Now all that grief and sorrow has been replaced by feelings of joy and triumph.

Yankowskas and Coughlin won their first pairs title at the U.S. Championships, mesmerizing the crowd with their angelic yet powerful “Ave Maria” program. Later, Olympic and world silver medalists Meryl Davis and Charlie White won their third straight ice dance title, leading a 1-2-3 sweep by their rink in Canton, Mich.

After Coughlin’s mother died, he had no interest in skating to something that would lay his emotions so bare.

“What I wanted to do was go out and clown around on the ice and not acknowledge what happened. That would have caught up with me at some point,” he said. “I dealt with it every day and it eventually got a little easier.
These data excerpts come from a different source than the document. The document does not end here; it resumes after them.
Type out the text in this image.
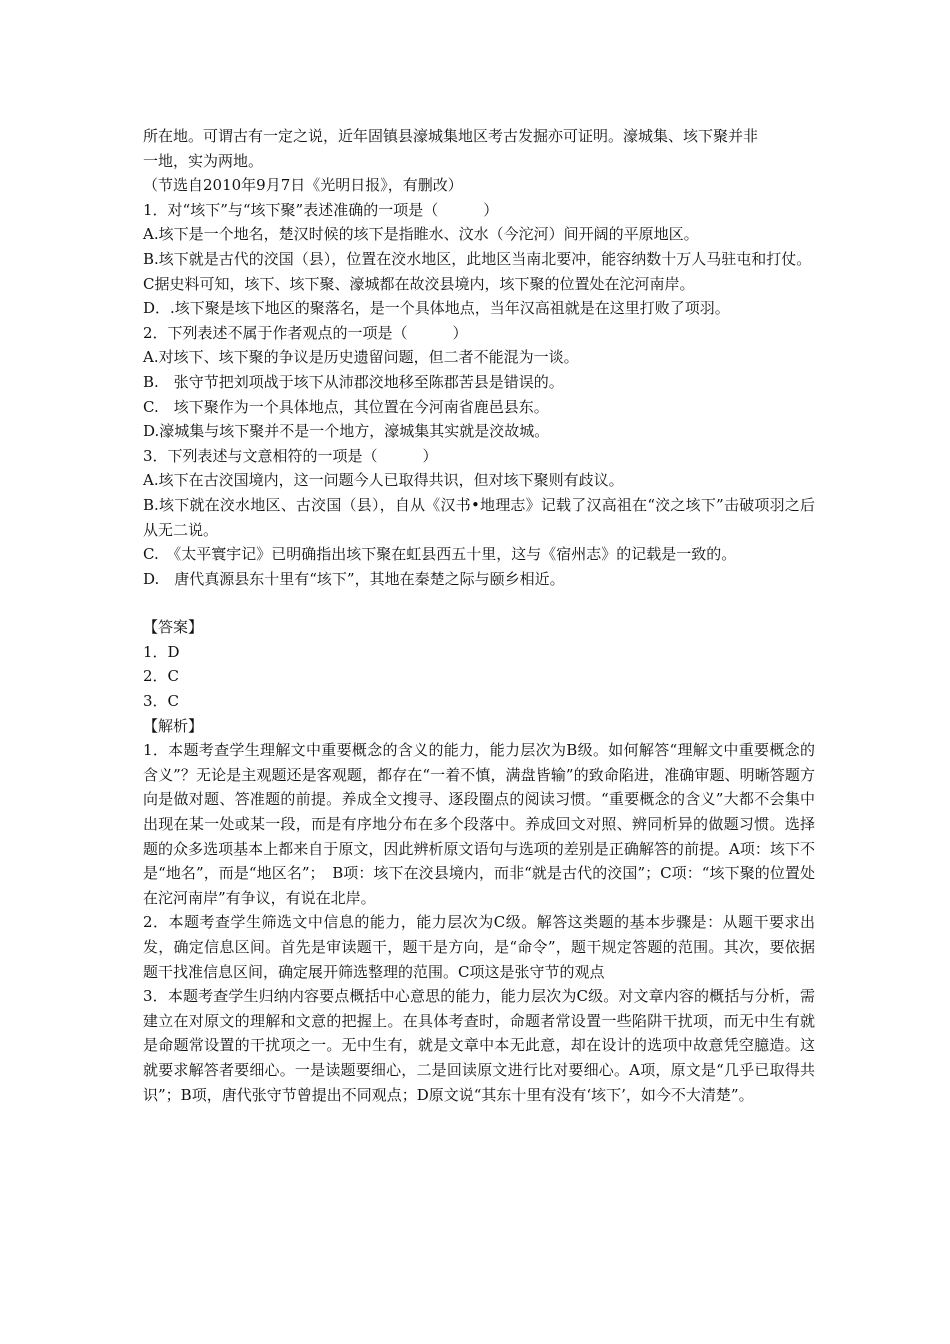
所在地。可谓古有一定之说，近年固镇县濠城集地区考古发掘亦可证明。濠城集、垓下聚并非

一地，实为两地。

（节选自2010年9月7日《光明日报》，有删改）

1．对“垓下”与“垓下聚”表述准确的一项是（　　　）

A.垓下是一个地名，楚汉时候的垓下是指睢水、汶水（今沱河）间开阔的平原地区。

B.垓下就是古代的洨国（县），位置在洨水地区，此地区当南北要冲，能容纳数十万人马驻屯和打仗。

C据史料可知，垓下、垓下聚、濠城都在故洨县境内，垓下聚的位置处在沱河南岸。

D．.垓下聚是垓下地区的聚落名，是一个具体地点，当年汉高祖就是在这里打败了项羽。

2．下列表述不属于作者观点的一项是（　　　）

A.对垓下、垓下聚的争议是历史遗留问题，但二者不能混为一谈。

B.　张守节把刘项战于垓下从沛郡洨地移至陈郡苦县是错误的。

C.　垓下聚作为一个具体地点，其位置在今河南省鹿邑县东。

D.濠城集与垓下聚并不是一个地方，濠城集其实就是洨故城。

3．下列表述与文意相符的一项是（　　　）

A.垓下在古洨国境内，这一问题今人已取得共识，但对垓下聚则有歧议。

B.垓下就在洨水地区、古洨国（县），自从《汉书•地理志》记载了汉高祖在“洨之垓下”击破项羽之后从无二说。

C.　《太平寰宇记》已明确指出垓下聚在虹县西五十里，这与《宿州志》的记载是一致的。

D.　唐代真源县东十里有“垓下”，其地在秦楚之际与颐乡相近。

【答案】

1．D

2．C

3．C

【解析】

1．本题考查学生理解文中重要概念的含义的能力，能力层次为B级。如何解答“理解文中重要概念的含义”？无论是主观题还是客观题，都存在“一着不慎，满盘皆输”的致命陷进，准确审题、明晰答题方向是做对题、答准题的前提。养成全文搜寻、逐段圈点的阅读习惯。“重要概念的含义”大都不会集中出现在某一处或某一段，而是有序地分布在多个段落中。养成回文对照、辨同析异的做题习惯。选择题的众多选项基本上都来自于原文，因此辨析原文语句与选项的差别是正确解答的前提。A项：垓下不是“地名”，而是“地区名”；　B项：垓下在洨县境内，而非“就是古代的洨国”；C项：“垓下聚的位置处在沱河南岸”有争议，有说在北岸。

2．本题考查学生筛选文中信息的能力，能力层次为C级。解答这类题的基本步骤是：从题干要求出发，确定信息区间。首先是审读题干，题干是方向，是“命令”，题干规定答题的范围。其次，要依据题干找准信息区间，确定展开筛选整理的范围。C项这是张守节的观点

3．本题考查学生归纳内容要点概括中心意思的能力，能力层次为C级。对文章内容的概括与分析，需建立在对原文的理解和文意的把握上。在具体考查时，命题者常设置一些陷阱干扰项，而无中生有就是命题常设置的干扰项之一。无中生有，就是文章中本无此意，却在设计的选项中故意凭空臆造。这就要求解答者要细心。一是读题要细心，二是回读原文进行比对要细心。A项，原文是“几乎已取得共识”；B项，唐代张守节曾提出不同观点；D原文说“其东十里有没有‘垓下’，如今不大清楚”。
“I knew what I was feeling inside,” he added. “I’m not the most artistic skater – I kind of look like a linebacker on ice sometimes, and I know that. They helped me take what I was feeling and put it on the ice.”

When the final notes of the music trailed off, Coughlin buried his face in Yankowskas’ hand and began to weep. He then stood up and searched the crowd for his father, waving and smiling when he finally located him.

“That’s something we’ll keep with us forever,” Coughlin said. “I told myself no matter what we did today, to get out there on the ice and perform that program was going to be a happy moment for me.”

Topping that moment would have been tough, and Evora and Ladwig never came close. They had three visible errors, including her putting her hand down on a throw triple loop and a shaky landing on their last lift.

Yankowskas, of Pellham, N.H., and Coughlin, of Kansas City, Mo., finished with 188.45 points, more than three points ahead of Olympians Evora and Ladwig. Defending champs Caydee Denney and Jeremy Barrett rallied to finish third after a poor short program, but it wasn’t enough to secure a third straight trip to the world championships.

“The short program was pretty tough for us, and it would have been easy to give up. But we definitely fought for everything today,” said Barrett, of Venice, Fla. “We definitely need three teams for worlds because there are so many good teams out there.”